Stefano Locatelli, l’unico scultore di una dinastia di artisti

Un’arte fedele al vero e insieme inquieta. Anche se in campo scultoreo non fu un innovatore, fu artefice di finissima plasticità, mai compiaciuto di un “bello” ideale ma attento a cogliere nei dettagli vibranti e nell’eloquenza dell’insieme il trasmutare emotivo e le situazioni interiori del soggetto rappresentato

Una mostra riuscita come poche quella allestita fino al 26 novembre alla Ex Chiesa della Maddalena e dedicata allo scultore Stefano Locatelli. Una mostra che rispetta il contenitore storico e che sfrutta al meglio il dialogo suggestivo tra lo splendido ambiente trecentesco e le opere dell’artista.

Si tratta della prima antologica dedicata a quello che fu l’unico scultore di una dinastia di artisti arrivata fino a noi dal XIX secolo: da Giuseppe Locatelli detto Steenì, scomparso nel 1919, discesero infatti la famiglia di Giovanni Battista, padre di Luigi, Ferruccio e Orfeo, e quella di Luigi detto Steenì II, padre di Romualdo, Raffaele e Stefano.

Dopo l’indimenticabile mostra del 2012 in Bergamo dedicata alla bottega dei “Locatelli” e l’importante mostra del 2014 a Roma, i riflettori sui Locatelli si sono riaccesi lo scorso settembre con la presentazione della monografia curata da Vittorio Sgarbi (uscita per Skira) sul più irrequieto della famiglia di artisti, Romualdo Locatelli.

L’attuale esposizione dedicata a Stefano Locatelli, a cura di Marcella Cattaneo e delle nipoti dell’artista Irina e Maria Luisa Marieni Saredo, ricostruisce il percorso bioartistico di un grande talento, cresciuto nell’esercizio quotidiano del disegno e della pittura grazie al fratello Romualdo e nella pratica del modellato grazie a Gianni Remuzzi, presso la cui bottega Stefano imparò giovanissimo a impastare la terra, a costruire armature e a sbozzare le sue prime sculture.

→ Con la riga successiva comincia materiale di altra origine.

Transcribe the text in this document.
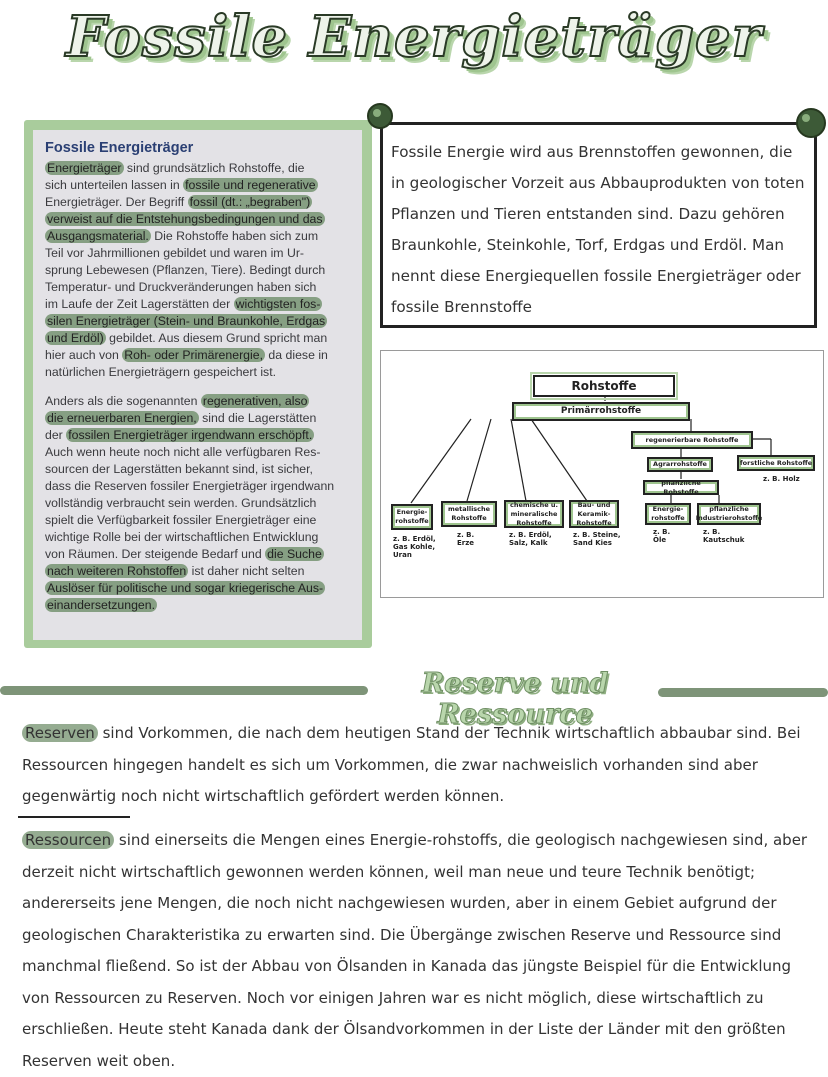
Fossile Energieträger
Fossile Energieträger
Energieträger sind grundsätzlich Rohstoffe, die
sich unterteilen lassen in fossile und regenerative
Energieträger. Der Begriff fossil (dt.: „begraben")
verweist auf die Entstehungsbedingungen und das
Ausgangsmaterial. Die Rohstoffe haben sich zum
Teil vor Jahrmillionen gebildet und waren im Ur-
sprung Lebewesen (Pflanzen, Tiere). Bedingt durch
Temperatur- und Druckveränderungen haben sich
im Laufe der Zeit Lagerstätten der wichtigsten fos-
silen Energieträger (Stein- und Braunkohle, Erdgas
und Erdöl) gebildet. Aus diesem Grund spricht man
hier auch von Roh- oder Primärenergie, da diese in
natürlichen Energieträgern gespeichert ist.
Anders als die sogenannten regenerativen, also
die erneuerbaren Energien, sind die Lagerstätten
der fossilen Energieträger irgendwann erschöpft.
Auch wenn heute noch nicht alle verfügbaren Res-
sourcen der Lagerstätten bekannt sind, ist sicher,
dass die Reserven fossiler Energieträger irgendwann
vollständig verbraucht sein werden. Grundsätzlich
spielt die Verfügbarkeit fossiler Energieträger eine
wichtige Rolle bei der wirtschaftlichen Entwicklung
von Räumen. Der steigende Bedarf und die Suche
nach weiteren Rohstoffen ist daher nicht selten
Auslöser für politische und sogar kriegerische Aus-
einandersetzungen.
Fossile Energie wird aus Brennstoffen gewonnen, die in geologischer Vorzeit aus Abbauprodukten von toten Pflanzen und Tieren entstanden sind. Dazu gehören Braunkohle, Steinkohle, Torf, Erdgas und Erdöl. Man nennt diese Energiequellen fossile Energieträger oder fossile Brennstoffe
Rohstoffe
Primärrohstoffe
regenerierbare Rohstoffe
Agrarrohstoffe	forstliche Rohstoffe
z. B. Holz
pflanzliche Rohstoffe
Energie-rohstoffe
z. B. Öle
pflanzliche Industrierohstoffe
z. B. Kautschuk
Energie-rohstoffe
z. B. Erdöl, Gas Kohle, Uran
metallische Rohstoffe
z. B. Erze
chemische u. mineralische Rohstoffe
z. B. Erdöl, Salz, Kalk
Bau- und Keramik-Rohstoffe
z. B. Steine, Sand Kies
Reserve und Ressource
Reserven sind Vorkommen, die nach dem heutigen Stand der Technik wirtschaftlich abbaubar sind. Bei Ressourcen hingegen handelt es sich um Vorkommen, die zwar nachweislich vorhanden sind aber gegenwärtig noch nicht wirtschaftlich gefördert werden können.
Ressourcen sind einerseits die Mengen eines Energie-rohstoffs, die geologisch nachgewiesen sind, aber derzeit nicht wirtschaftlich gewonnen werden können, weil man neue und teure Technik benötigt; andererseits jene Mengen, die noch nicht nachgewiesen wurden, aber in einem Gebiet aufgrund der geologischen Charakteristika zu erwarten sind. Die Übergänge zwischen Reserve und Ressource sind manchmal fließend. So ist der Abbau von Ölsanden in Kanada das jüngste Beispiel für die Entwicklung von Ressourcen zu Reserven. Noch vor einigen Jahren war es nicht möglich, diese wirtschaftlich zu erschließen. Heute steht Kanada dank der Ölsandvorkommen in der Liste der Länder mit den größten Reserven weit oben.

Per merito della famiglia dell’artista e dell’Associazione culturale Il Ramo Maestro oggi si onora così, a trent’anni dalla morte e a quasi cento dalla nascita, la memoria di una personalità operosa, schiva, dedita al “fare artistico” come etica di vita. “Metti ogni tua sofferenza e gioia al servizio della tua arte che ti sia sempre viva in ogni attimo presente come un secondo respiro”, annotava lo scultore che viveva come una missione quasi “mistica” la ricerca e la disciplina creativa.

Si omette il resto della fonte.